Cao Guitao, Li Ling, Chen Weiting, Yu Yehua, Shi Jun, Zhang Guixu, Liu Xuehua
Software Engineering Institute, East China Normal University, 3663 North Zhongshan Road, Shanghai, 200062, China,
Med Biol Eng Comput. 2015 Mar;53(3):215-26. doi: 10.1007/s11517-014-1223-1. Epub 2014 Nov 28.
Abnormal localization of immature precursors (ALIP) aggregating and clustering in bone marrow biopsy appears earlier than that of bone marrow smears in detection of the relapse of acute myelocytic leukemia (AML). But traditional manual ALIP recognition has many shortcomings such as prone to false alarms, neglect of distribution law before three immature precursor cells gathered, and qualitative analysis instead of quantitative one. So, it is very important to develop a novel automatic method to identify and localize immature precursor cells for computer-aided diagnosis, to disclose their patterns before ALIP with the development of AML. The contributions of this paper are as follows. (1) After preprocessing the image with Otsu method, we identify both precursor cells and trabecular bone by multiple morphological operations and thresholds. (2) We localize the precursors in different regions according to their distances with the nearest trabecular bone based on chamfer distance transform, followed by discussion for the presumptions and limitations of our method.

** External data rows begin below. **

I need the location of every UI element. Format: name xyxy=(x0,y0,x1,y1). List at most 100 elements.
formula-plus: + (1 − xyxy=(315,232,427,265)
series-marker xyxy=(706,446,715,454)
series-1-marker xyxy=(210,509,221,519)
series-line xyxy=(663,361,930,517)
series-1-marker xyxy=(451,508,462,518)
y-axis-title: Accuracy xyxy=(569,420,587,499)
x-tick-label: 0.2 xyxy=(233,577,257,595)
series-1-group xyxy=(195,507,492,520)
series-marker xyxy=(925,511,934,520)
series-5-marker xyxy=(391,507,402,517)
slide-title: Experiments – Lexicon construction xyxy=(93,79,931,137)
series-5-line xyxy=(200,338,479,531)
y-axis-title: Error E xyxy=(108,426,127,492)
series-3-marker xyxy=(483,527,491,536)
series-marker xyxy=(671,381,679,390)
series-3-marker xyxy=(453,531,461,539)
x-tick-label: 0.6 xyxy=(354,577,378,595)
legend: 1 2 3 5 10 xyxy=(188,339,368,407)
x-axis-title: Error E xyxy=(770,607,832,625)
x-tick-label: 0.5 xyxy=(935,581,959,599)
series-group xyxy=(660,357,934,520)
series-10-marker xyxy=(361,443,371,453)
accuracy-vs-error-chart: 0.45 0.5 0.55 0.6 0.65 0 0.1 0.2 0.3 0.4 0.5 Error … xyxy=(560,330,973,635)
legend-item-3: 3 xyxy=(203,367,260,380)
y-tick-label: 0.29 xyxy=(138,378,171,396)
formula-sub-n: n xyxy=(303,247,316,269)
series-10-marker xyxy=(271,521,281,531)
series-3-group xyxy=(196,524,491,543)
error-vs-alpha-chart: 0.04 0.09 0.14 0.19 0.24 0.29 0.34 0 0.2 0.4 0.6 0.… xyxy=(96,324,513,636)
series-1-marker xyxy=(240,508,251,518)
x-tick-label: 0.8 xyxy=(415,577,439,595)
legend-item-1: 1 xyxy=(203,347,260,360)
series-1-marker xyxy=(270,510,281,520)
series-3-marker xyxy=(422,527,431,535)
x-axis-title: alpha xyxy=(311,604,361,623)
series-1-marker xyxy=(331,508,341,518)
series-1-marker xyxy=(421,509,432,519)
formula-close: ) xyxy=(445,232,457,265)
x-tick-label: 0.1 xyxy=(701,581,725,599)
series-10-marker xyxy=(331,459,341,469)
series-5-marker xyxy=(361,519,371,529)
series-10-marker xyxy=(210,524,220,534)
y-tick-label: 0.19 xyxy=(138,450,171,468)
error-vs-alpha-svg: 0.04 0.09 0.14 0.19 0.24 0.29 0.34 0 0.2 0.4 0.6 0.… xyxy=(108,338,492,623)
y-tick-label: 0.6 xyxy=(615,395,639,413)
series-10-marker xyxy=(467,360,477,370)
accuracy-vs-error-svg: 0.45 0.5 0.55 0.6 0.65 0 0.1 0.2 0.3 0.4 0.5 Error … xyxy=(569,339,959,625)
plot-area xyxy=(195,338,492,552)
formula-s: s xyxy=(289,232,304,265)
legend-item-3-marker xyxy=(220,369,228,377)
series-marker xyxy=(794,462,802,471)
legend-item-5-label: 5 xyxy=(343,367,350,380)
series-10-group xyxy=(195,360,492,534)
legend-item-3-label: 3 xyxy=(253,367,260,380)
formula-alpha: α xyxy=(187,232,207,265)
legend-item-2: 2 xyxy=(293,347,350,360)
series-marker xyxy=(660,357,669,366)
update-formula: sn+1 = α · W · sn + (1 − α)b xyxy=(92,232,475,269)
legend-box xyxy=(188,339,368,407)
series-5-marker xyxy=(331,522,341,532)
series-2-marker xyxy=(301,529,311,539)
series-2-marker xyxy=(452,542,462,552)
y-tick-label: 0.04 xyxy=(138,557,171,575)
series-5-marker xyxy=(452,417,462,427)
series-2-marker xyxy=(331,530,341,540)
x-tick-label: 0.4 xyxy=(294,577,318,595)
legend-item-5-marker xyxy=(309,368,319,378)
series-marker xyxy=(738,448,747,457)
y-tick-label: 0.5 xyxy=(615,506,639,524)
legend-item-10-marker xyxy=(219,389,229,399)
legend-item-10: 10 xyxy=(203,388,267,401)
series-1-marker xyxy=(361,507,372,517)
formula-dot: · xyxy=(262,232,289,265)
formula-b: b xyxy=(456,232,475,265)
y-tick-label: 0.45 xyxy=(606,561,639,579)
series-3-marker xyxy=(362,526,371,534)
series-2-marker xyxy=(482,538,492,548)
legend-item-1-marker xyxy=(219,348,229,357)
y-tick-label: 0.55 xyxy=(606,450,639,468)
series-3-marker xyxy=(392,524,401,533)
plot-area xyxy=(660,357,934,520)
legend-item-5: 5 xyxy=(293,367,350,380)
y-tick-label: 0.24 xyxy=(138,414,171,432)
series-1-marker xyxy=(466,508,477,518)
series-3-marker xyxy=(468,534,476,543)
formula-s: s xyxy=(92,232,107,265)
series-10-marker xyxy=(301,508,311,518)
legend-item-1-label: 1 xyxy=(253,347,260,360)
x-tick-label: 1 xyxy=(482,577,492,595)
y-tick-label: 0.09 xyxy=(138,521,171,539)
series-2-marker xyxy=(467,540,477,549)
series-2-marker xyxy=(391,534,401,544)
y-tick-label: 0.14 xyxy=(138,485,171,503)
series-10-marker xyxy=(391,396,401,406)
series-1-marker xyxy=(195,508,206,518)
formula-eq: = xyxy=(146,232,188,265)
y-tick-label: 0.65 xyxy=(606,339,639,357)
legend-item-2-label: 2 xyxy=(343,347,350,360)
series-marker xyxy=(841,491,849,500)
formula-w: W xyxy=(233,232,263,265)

The accuracy of recognition and localization is evaluated based on a comparison with visual evaluation by two blinded observers.
在急性髓细胞白血病(AML)复发检测中,骨髓活检中未成熟前体细胞异常定位(ALIP)的聚集和簇集现象比骨髓涂片出现得更早。但传统的手动ALIP识别存在诸多缺点,如容易误报、忽视三个未成熟前体细胞聚集前的分布规律,以及定性分析而非定量分析等。因此,开发一种新颖的自动方法来识别和定位未成熟前体细胞以用于计算机辅助诊断,揭示AML发展过程中ALIP之前的细胞模式非常重要。本文的贡献如下:(1)用大津法对图像进行预处理后,通过多种形态学操作和阈值识别前体细胞和小梁骨。(2)基于倒角距离变换,根据前体细胞与最近小梁骨的距离在不同区域定位前体细胞,随后讨论了该方法的假设和局限性。基于与两位盲法观察者的视觉评估结果进行比较,评估识别和定位的准确性。